With common red crucian carp for reference, with cells were tested by flow cytometry dliploid Natural Gynogenesis carp, dliploid Natural Gynogenesis mirror carp, erythrocytic DNA average content in the liploid fish of class crucian and this Four types of Tetraploid fish, result is respectively as Figure 12, Figure 13, Figure 14, shown in Figure 15, in analysis chart, data are known, dliploid Natural Gynogenesis carp, dliploid Natural Gynogenesis mirror carp, the liploid fish of class crucian and the DNA average content of Tetraploid fish are respectively 104.28, 93.25, 99.17 with 143.62, dliploid Natural Gynogenesis carp is 1.025 (see Figure 11) with the DNA average content ratio contrasting red crucian carp, without significant difference between the 1:1 theoretical ratio of this ratio and expectation, dliploid Natural Gynogenesis mirror carp is 0.917 with the DNA average content ratio contrasting red crucian carp, without significant difference between the 1:1 theoretical ratio of this ratio and expectation, the liploid fish of class crucian is 0.975 with the DNA average content ratio contrasting red crucian carp, without significant difference between the 1:1 theoretical ratio of this ratio and expectation, Tetraploid fish is 1.412 with the DNA average content ratio contrasting red crucian carp, without significant difference between the 1:1.5 theoretical ratio of this ratio and expectation.Dliploid Natural Gynogenesis carp, dliploid Natural Gynogenesis mirror carp, the liploid fish of class crucian and the DNA average content of Tetraploid fish and be shown in Table 1 with the DNA average content ratio of common red crucian carp:
Table 1: DNA average content and the DNA average content ratio with common red crucian carp in four kinds of filial generations
Fluidic cell DNA content determination method step is: to take a blood sample about 0.2mL from fish tail vein blood vessel with through the wetting disposable syringe of heparin, inject the Eppendorf pipe that 0.8% physiological saline is housed, 1mL nucleus extraction liquid DAPI-A (nuclei extraction solution is added in blood and mixed liquor of normal saline, Germany Partec Gmbh provides), processing time 10 ~ 15min; Sample filters through 20 μm of NFs (German Partec GmbH provides); DNA dyeing liquor (DAPI-B, German Partec GmbH provides) is statically placed in dark place stained specimens about 5 ~ 10min, then goes up machine testing.

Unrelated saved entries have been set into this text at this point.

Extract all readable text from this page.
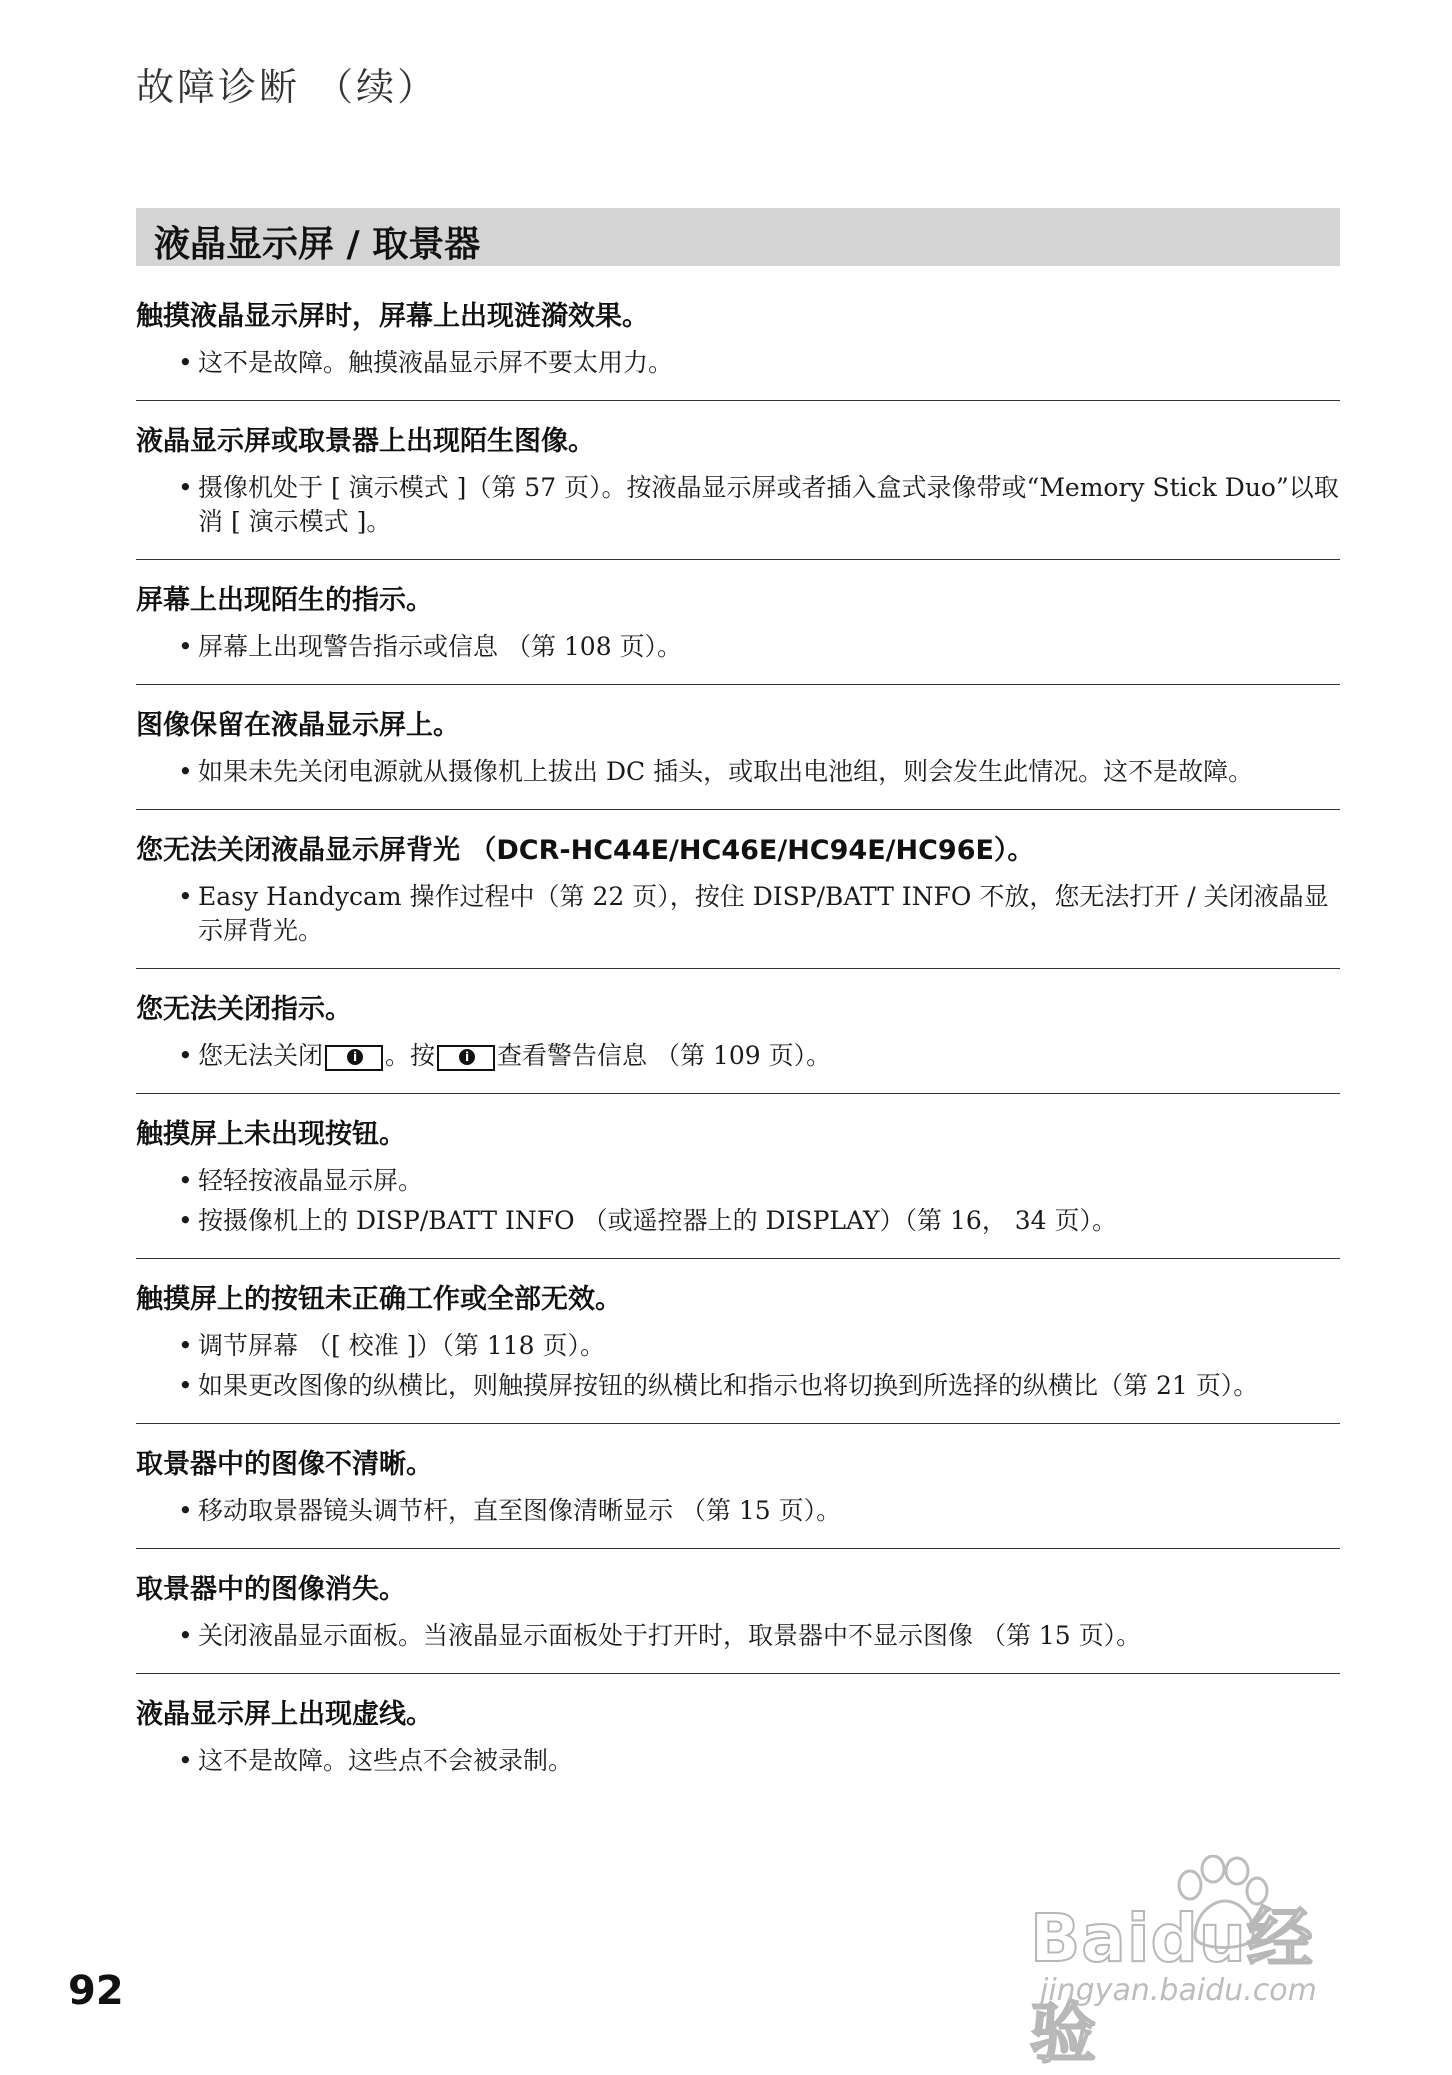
故障诊断 （续）
液晶显示屏 / 取景器
触摸液晶显示屏时，屏幕上出现涟漪效果。
• 这不是故障。触摸液晶显示屏不要太用力。
液晶显示屏或取景器上出现陌生图像。
• 摄像机处于 [ 演示模式 ]（第 57 页）。按液晶显示屏或者插入盒式录像带或“Memory Stick Duo”以取消 [ 演示模式 ]。
屏幕上出现陌生的指示。
• 屏幕上出现警告指示或信息 （第 108 页）。
图像保留在液晶显示屏上。
• 如果未先关闭电源就从摄像机上拔出 DC 插头，或取出电池组，则会发生此情况。这不是故障。
您无法关闭液晶显示屏背光 （DCR-HC44E/HC46E/HC94E/HC96E）。
• Easy Handycam 操作过程中（第 22 页），按住 DISP/BATT INFO 不放，您无法打开 / 关闭液晶显示屏背光。
您无法关闭指示。
• 您无法关闭	i 。按	i 查看警告信息 （第 109 页）。
触摸屏上未出现按钮。
• 轻轻按液晶显示屏。
• 按摄像机上的 DISP/BATT INFO （或遥控器上的 DISPLAY）（第 16， 34 页）。
触摸屏上的按钮未正确工作或全部无效。
• 调节屏幕 （[ 校准 ]）（第 118 页）。
• 如果更改图像的纵横比，则触摸屏按钮的纵横比和指示也将切换到所选择的纵横比（第 21 页）。
取景器中的图像不清晰。
• 移动取景器镜头调节杆，直至图像清晰显示 （第 15 页）。
取景器中的图像消失。
• 关闭液晶显示面板。当液晶显示面板处于打开时，取景器中不显示图像 （第 15 页）。
液晶显示屏上出现虚线。
• 这不是故障。这些点不会被录制。
92
Baidu经验
jingyan.baidu.com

The dliploid Natural Gynogenesis carp that the present invention obtains, dliploid Natural Gynogenesis mirror carp, and the liploid fish of similar crucian and this Four types of Tetraploid fish, not only incorporate the multinomial merit of Parent parent population, and, by many for seed selection, be expected to after hybridization generation in cultivate dliploid Natural Gynogenesis carp strain by hereditary and selection, dliploid Natural Gynogenesis mirror carp strain, and the liploid fish strain of similar crucian and Tetraploid fish products system, wherein by continuing seed selection to Tetraploid fish products system, be expected to develop novel autotetraploid fish products system.The present invention has important biological significance in organic evolution and genetics-breeding in fish.